Report Blames Outside Software for Oregon Computer Breach

May 27, 2014 by

A piece of third-party software that hadn’t been updated might have been the vulnerable point invaded by hackers of the Oregon secretary of state’s website, a state report found.

The February breach took election and business records offline for nearly three weeks, delaying disclosure of campaign-finance information and forcing staff to handle many functions by hand.

Citing security concerns, officials wouldn’t name the suspect software but described it as an application development tool commonly used by governments and private-sector organizations.

They say the software has now been patched, and they’re working to have future security updates installed automatically.

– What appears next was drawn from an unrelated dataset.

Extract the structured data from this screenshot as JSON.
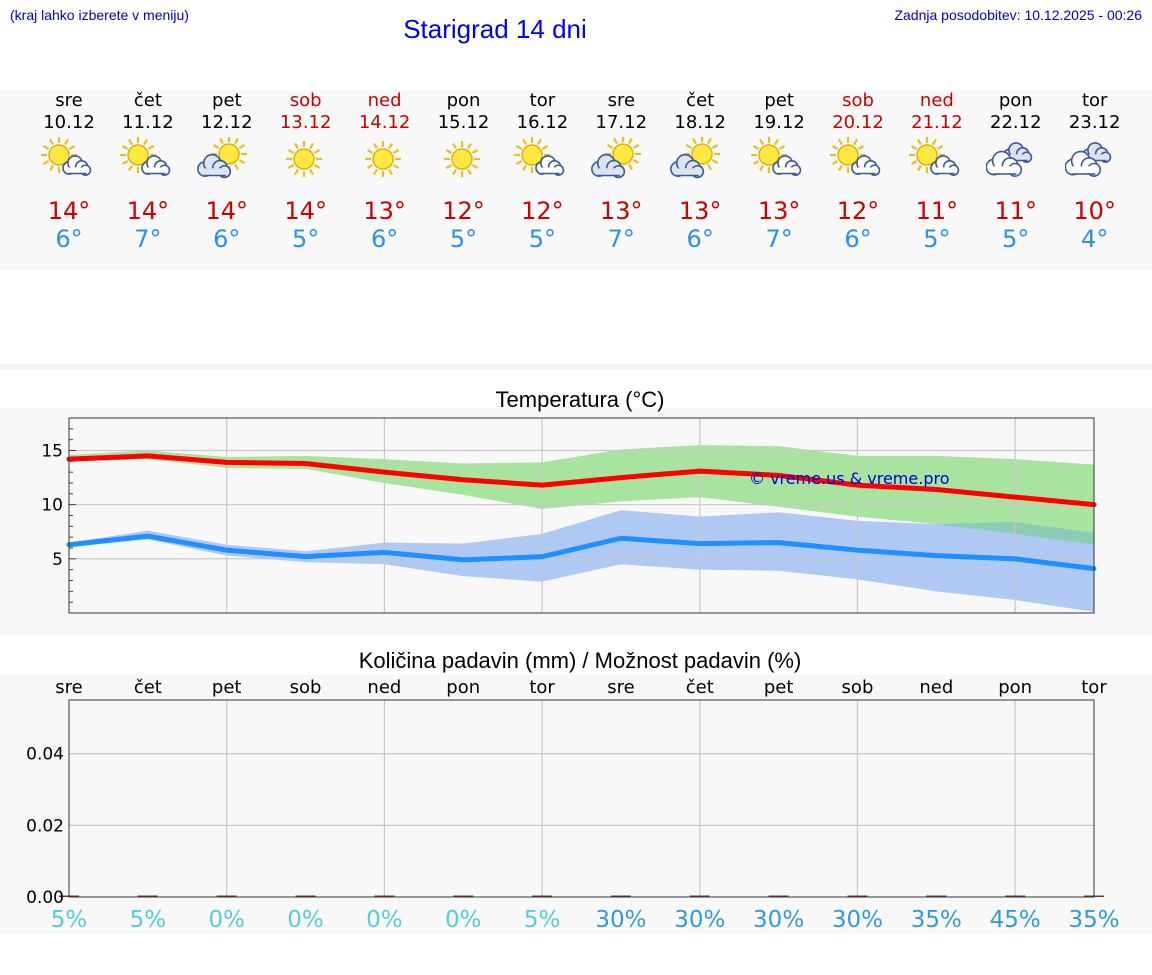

The report was sent to state lawmakers on Thursday. Secretary of State Kate Brown is asking the Legislature’s Emergency Board for approval to move money around to cover the $176,000 price tag for investigating and fixing the problem.

The secretary of state’s office has more than 1,300 types of software, said Tony Green, an agency spokesman. Many update automatically, but some require staff to download them manually.

“We are working toward a solution to remove the human element and provide for an automated method for providing patching updates,” Green said.

Officials wrote that encrypted, personally identifiable information was stored on the agency’s computers, but they didn’t identify the type of information, again citing security concerns.

The agency says it spent $176,223 responding to the attack, about a quarter of it on overtime for 17 employees. It also bought new hardware and software, including a vulnerability management tool that tracks which software needs updates.

It paid $72,000 to Virtual Security Research LLC for an analysis of vulnerabilities on the network and training to prevent future problems. Another contractor handled communications with people who had information stored in the affected databases.

About $5,000 was spent on hotel rooms and lodging for four employees who stayed in Salem so they could work through a snowstorm that made travel difficult.